Хлопнула дверь, вломился Чижиков, засиял плешью, оскалил все тридцать два зуба, заорал, захохотал, стал рассказывать, как всех громил на ученом совете, как все были разгромлены, ошеломлены, ошельмованы, очарованы. А глаза оставались холодными. Совсем нехорошими были эти маленькие, бегающие по углам комнаты глазки. Что холодные — это еще пусть. И не должен человек, по японским-то понятиям, хорошо относиться к гостю. Пусть выполняет ритуал — и ладно. Но почему глаза он прячет?! Что он скрывает, этот непостижимый русский человек, ничего и никогда не выражающий на своем всегда одинаковом, совершенно не читаемом лице?!
И Тоекуда все больше уверялся, что Чижиков скрывает, и немало. Но что?! Французы и немцы могли бы не почувствовать здесь фальши.
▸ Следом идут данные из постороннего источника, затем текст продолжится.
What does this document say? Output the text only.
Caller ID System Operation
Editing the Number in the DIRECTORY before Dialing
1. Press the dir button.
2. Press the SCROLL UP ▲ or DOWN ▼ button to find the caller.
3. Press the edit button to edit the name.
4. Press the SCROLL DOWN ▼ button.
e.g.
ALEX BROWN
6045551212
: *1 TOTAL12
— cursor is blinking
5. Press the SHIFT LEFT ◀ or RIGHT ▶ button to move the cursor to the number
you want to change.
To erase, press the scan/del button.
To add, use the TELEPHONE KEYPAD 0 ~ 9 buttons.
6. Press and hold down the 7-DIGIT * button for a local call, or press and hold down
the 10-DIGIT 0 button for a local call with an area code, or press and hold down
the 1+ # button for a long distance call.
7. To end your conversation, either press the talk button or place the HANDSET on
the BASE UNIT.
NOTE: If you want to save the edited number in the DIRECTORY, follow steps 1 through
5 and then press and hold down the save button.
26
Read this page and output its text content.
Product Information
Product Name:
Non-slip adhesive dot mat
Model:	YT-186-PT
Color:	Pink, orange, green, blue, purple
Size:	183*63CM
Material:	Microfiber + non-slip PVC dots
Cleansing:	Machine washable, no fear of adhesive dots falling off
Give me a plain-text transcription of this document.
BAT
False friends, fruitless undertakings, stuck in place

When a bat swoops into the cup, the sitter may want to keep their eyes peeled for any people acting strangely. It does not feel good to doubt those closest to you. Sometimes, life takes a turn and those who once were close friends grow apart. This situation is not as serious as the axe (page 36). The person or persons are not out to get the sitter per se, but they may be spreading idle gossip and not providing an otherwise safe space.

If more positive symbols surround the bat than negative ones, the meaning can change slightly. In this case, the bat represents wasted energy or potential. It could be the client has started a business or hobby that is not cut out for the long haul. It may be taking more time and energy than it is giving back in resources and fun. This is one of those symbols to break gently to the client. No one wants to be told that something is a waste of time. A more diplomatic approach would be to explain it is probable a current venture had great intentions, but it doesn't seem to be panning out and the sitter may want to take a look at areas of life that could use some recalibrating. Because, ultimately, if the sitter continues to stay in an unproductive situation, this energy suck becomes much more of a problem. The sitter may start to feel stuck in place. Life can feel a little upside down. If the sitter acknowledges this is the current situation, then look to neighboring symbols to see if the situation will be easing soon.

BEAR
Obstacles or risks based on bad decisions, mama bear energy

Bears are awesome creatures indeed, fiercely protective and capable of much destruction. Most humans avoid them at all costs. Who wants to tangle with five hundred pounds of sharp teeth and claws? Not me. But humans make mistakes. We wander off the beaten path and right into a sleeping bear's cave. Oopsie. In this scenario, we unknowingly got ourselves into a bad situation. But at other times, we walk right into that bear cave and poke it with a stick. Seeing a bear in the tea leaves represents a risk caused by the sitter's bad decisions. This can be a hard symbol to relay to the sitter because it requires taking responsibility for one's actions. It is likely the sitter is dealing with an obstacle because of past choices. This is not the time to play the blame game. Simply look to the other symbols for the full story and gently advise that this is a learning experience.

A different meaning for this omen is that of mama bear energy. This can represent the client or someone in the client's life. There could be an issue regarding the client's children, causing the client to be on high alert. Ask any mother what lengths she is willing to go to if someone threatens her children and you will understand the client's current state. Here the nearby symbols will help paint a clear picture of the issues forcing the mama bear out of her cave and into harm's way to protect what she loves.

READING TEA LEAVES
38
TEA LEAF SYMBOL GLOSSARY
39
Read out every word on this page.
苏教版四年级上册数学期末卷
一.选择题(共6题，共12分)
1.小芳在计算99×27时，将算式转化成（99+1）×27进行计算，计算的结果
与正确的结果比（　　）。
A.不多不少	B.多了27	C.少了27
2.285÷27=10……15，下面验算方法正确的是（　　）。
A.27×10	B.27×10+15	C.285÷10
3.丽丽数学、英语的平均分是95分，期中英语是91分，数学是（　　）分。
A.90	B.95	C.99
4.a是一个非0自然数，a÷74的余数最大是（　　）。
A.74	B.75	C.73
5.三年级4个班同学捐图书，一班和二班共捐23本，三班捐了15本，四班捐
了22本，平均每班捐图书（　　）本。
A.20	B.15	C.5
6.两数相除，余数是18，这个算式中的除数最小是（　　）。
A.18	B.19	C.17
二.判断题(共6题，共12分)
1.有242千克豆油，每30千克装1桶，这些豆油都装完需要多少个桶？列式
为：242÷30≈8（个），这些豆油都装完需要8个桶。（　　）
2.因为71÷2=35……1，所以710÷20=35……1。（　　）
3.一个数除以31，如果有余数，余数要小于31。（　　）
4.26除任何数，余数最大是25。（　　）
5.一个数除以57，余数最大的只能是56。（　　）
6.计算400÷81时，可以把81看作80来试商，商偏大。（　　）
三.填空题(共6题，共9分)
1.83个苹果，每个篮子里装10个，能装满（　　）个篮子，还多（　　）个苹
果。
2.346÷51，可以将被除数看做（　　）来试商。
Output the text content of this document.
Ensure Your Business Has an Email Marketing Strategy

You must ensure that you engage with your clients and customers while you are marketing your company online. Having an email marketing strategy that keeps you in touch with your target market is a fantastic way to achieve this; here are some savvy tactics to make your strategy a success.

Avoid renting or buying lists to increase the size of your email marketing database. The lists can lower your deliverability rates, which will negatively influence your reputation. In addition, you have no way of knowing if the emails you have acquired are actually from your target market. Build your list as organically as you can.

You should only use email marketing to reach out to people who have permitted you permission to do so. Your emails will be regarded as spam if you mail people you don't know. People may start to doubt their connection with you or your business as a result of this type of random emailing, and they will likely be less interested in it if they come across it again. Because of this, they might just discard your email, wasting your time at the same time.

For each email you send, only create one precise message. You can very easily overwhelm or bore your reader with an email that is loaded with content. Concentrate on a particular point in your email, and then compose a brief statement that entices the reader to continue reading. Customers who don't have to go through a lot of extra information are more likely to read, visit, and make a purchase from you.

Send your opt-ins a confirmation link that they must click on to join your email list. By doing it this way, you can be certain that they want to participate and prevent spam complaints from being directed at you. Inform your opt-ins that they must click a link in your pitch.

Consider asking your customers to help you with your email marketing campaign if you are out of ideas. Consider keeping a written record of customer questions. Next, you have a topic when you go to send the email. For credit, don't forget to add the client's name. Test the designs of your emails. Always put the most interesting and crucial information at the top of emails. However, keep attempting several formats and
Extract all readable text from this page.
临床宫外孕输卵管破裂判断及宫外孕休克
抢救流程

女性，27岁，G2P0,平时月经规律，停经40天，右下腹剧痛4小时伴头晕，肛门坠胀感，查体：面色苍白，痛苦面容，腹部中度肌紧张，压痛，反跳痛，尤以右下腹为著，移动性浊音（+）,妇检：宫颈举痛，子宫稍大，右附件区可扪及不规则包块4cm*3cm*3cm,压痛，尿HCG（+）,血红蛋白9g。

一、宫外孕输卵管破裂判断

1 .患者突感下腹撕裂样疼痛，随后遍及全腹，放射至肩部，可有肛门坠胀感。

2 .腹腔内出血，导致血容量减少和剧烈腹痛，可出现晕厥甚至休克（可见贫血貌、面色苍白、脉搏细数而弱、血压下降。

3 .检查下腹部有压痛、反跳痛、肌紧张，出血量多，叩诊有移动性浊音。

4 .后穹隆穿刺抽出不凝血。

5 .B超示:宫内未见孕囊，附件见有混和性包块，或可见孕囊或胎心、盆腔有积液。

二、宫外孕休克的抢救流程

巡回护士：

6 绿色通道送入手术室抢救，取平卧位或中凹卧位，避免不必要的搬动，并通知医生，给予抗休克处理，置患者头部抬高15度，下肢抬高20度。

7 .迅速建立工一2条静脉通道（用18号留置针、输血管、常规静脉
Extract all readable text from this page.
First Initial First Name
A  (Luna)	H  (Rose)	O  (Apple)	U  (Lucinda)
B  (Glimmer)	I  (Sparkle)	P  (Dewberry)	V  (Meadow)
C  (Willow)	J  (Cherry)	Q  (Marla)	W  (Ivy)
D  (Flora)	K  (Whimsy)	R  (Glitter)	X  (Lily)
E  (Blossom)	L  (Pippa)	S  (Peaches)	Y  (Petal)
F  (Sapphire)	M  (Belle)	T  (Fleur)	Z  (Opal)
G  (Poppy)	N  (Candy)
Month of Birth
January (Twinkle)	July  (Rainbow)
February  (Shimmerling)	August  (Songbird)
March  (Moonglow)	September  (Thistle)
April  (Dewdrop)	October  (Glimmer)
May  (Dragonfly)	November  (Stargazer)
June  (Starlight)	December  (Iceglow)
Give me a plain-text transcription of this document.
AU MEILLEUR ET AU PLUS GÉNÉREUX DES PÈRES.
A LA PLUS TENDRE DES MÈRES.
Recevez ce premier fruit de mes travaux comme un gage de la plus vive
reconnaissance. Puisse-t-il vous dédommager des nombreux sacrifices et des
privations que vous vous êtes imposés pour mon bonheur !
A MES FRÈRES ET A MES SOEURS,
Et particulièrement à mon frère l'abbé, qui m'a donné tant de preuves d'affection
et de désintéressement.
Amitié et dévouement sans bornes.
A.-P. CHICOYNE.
Но не японец. Тем более японец, общавшийся с американцами.
Американцы тоже изображали улыбку до ушей, «на миллион долларов», рукопожатие, выворачивающее руки из плеч бедным японцам, и никак не в силах были понять, до какой степени проницаемы для японцев. Для тех, кто привык писать не буквами, а многозначными иероглифами с их ускользающим смыслом; кто жил всю жизнь в обществе, где каждый чуть выше или чуть ниже другого, в мире церемоний, за которыми и под которыми бурлят невидимые потоки отношений, кто с детства научился не столько понимать других, сколько чувствовать.
Справедливости ради, был, был однажды один полинезийский вождь, который сумел всучить Тоекуде дохлую акулу вместо живого плезиозавра. Но тогда он был молод и только начинал работать в программе «Серое вещество». А кроме того полинезийский вождь врал вдохновенно, самого себя завораживая своим враньем. Он сам начинал верить в то, что импровизировал. Его вера в плезиозавров, отдыхающих при луне на песчаных откосах острова Ифалук, передавалась собеседнику, воспринималась эмоционально. Там, где европеец давно бы смутился от собственной болтовни, удивился бы, как у него поворачивается язык, запутался в выдуманных подробностях, полинезиец только входил в раж. Против этого Ямиками почти не был вооружен.
А вот сейчас… Здесь Тоекуда ясно видел и не видел, нет, он чувствовал, что есть в этой игре что-то нечистое. «Что-то» не улавливалось словами, не облекалось в слова. Но Тоекуда четко знал — его пытаются обмануть.
Чижикова кинулись кормить и поить, Акулов снимал с него шубу, Кимова наливала чай, Ленькин намазывал булку, Тоекуда наливал «Хенесси», ждал, улыбался, потирал ручки, кивал. Чижиков повел бровями — комната начала пустеть. Ямиками не спешил начинать разговор. Стало слышно, как в коридоре смеются, трутся об стену курильщики и тихо сипит электрический чайник.